Similarly, the new technologies that increase output and make flexible work schedules more possible also can mean loss of control for workers, increased work speed and more repetitious work. In allowing the precise calculation of both work time and output, the new technologies make possible continuous quality improvement and the elimination of waste time. But slack time also can be physical and psychological recovery time, and without such time, workers often experience higher blood pressure levels, increased nervous system activity and generally greater strain. In allowing the electronic measurement of workers’ activities, the new technologies also limit workers’ control, and less control means higher risk of illness. In eliminating many of the mental and manual aspects of the work previously done by a range of workers, the new technologies can also reduce the variety in jobs and thus make work more stultifying and less skilled.

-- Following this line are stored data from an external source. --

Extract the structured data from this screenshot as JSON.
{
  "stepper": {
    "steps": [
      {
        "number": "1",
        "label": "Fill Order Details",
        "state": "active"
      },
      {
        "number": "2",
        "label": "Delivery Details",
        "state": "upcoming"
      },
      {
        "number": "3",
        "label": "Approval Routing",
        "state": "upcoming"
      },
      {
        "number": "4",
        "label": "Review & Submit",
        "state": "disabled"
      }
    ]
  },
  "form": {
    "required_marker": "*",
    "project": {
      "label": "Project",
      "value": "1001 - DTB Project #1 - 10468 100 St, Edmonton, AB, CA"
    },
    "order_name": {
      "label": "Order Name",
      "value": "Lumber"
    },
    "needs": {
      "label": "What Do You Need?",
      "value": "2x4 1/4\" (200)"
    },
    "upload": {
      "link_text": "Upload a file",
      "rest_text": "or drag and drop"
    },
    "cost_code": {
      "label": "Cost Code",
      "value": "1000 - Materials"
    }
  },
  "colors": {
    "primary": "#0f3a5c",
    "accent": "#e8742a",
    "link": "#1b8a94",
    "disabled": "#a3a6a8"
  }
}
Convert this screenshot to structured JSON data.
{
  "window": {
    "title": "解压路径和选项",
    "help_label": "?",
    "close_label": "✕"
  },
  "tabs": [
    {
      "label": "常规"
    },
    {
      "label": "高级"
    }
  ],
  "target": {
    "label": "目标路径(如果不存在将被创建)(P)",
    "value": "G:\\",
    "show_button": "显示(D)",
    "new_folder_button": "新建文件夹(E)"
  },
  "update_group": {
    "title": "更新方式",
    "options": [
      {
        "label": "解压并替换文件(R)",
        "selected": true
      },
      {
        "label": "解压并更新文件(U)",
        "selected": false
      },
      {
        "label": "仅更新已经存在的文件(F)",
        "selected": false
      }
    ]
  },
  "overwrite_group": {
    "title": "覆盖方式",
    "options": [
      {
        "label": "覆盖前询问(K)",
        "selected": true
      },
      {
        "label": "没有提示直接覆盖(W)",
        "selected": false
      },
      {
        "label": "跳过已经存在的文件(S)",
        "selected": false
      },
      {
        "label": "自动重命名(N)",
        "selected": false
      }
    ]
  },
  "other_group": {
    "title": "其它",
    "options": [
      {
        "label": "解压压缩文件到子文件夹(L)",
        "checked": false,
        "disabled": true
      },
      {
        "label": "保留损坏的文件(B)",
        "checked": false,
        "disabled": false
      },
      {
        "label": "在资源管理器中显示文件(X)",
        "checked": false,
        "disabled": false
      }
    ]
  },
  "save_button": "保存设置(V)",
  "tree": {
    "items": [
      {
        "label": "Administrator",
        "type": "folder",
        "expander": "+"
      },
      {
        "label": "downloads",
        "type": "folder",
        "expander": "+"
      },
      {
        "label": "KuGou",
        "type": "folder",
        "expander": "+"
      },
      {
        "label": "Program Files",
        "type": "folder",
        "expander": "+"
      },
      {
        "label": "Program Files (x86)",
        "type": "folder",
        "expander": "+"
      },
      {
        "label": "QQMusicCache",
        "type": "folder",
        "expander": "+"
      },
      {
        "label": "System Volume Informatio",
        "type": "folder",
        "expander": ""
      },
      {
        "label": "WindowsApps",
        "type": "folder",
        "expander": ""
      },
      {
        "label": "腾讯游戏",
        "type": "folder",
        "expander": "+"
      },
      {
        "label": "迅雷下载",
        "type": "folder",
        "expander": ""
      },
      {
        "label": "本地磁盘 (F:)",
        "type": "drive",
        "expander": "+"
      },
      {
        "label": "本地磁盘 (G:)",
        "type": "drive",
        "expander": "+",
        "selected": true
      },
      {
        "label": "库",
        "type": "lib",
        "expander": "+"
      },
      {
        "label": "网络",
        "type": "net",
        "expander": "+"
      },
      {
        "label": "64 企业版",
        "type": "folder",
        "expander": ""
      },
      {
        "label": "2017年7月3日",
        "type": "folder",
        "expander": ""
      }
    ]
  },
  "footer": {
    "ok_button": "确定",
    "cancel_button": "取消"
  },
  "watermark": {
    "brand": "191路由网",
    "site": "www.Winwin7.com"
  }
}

At the same time that work is being reorganized, it is also being relocated both within and among countries. What may be called outwork or home work is increasing. New organizations of work make it possible for more and more production to be done in small workplaces. And new technologies make it possible for more workers to buy their own equipment and work at home. Today, many service jobs such as accounting and filing can be done at home, and even auto parts can be produced within households. Although work at home can reduce commuting time, can increase choices about work time, can make it possible for the disabled to take on paid employment and can allow women to care for their children or the elderly, it also can be dangerous to health. Health hazards in the home are even less visible to others than those in the new workplaces.
Any health hazards created directly by the equipment or the materials involved in the workplace can place the entire household at risk twenty-four hours a day. Without the separation of home and work, workers often feel pressured to work all the time at work that is never done. Conflicts can develop between the demands of children, the elderly and household chores that raise the levels of stress for the entire household. The isolation from other workers doing a similar job can make the work both less satisfying and less likely to be protected through union membership. Physical and mental assault problems remain hidden in the household. This may be the case particularly for the disabled, who then have less choice about working with others because the pressure on employers to make jobs in the market accessible for the disabled is reduced.
Although people in many countries throughout the world have long worked from their homes, the new global economy often involves a new kind of home work. This home work includes new work relations with a remote employer who can have a great deal of control over the home work. Thus, in spite of allowing workers to remain within their households far away from their employers, the new home work may decrease workers’ control over the nature and pace of their work without improving their work environment.
Those who live in many of the southern countries are drawn into the global economy as homeworkers for international corporations. These homeworkers are even more vulnerable to health risks than those in the north and even more likely to have less control over their work. Many are located in free trade zones where protection for workers is eliminated, often as a means of encouraging investment.
At the same time, in both the north and south, cutbacks in state services frequently mean a relocation and redistribution of work for women. With fewer services provided in the public sector, there are fewer paid jobs for women in the labour force. More services are expected to be provided by women, without pay, in the home. Although women bear most of the burden, this transfer of work to the home increases the strain on all household members and lowers their immunity. The increased responsibility at home also may increase the pressure on women and their children to do home work.
In some countries, the growth of both home work and small business means that many employers are no longer subject to state regulations that provide standards for pay, promotion, work hours, conditions and relations, standards such as those forbidding sexual harassment and arbitrary firing. In any case, the expansion of small businesses and home work makes it more difficult to enforce health and safety standards in these many and varied workplaces. Similarly, the growth in contract work often means that the worker is defined as self-employed and thus ineligible for protection from the person who pays for the work. What might be called a legal underground economy is emerging: an economy in which standards related to health and safety no longer apply and unions are more difficult to organize.
There certainly are still significant differences in economies throughout the world. And there are certainly large differences among workers both within and between countries regarding the kinds of work and pay they receive, as well as the protection they have and the hazards they face. However, the emerging global economy is threatening the protection many workers have gained, and there is a growing pressure for states to “harmonize down” in terms of less emphasis on protection and services as free trade increasingly becomes the goal.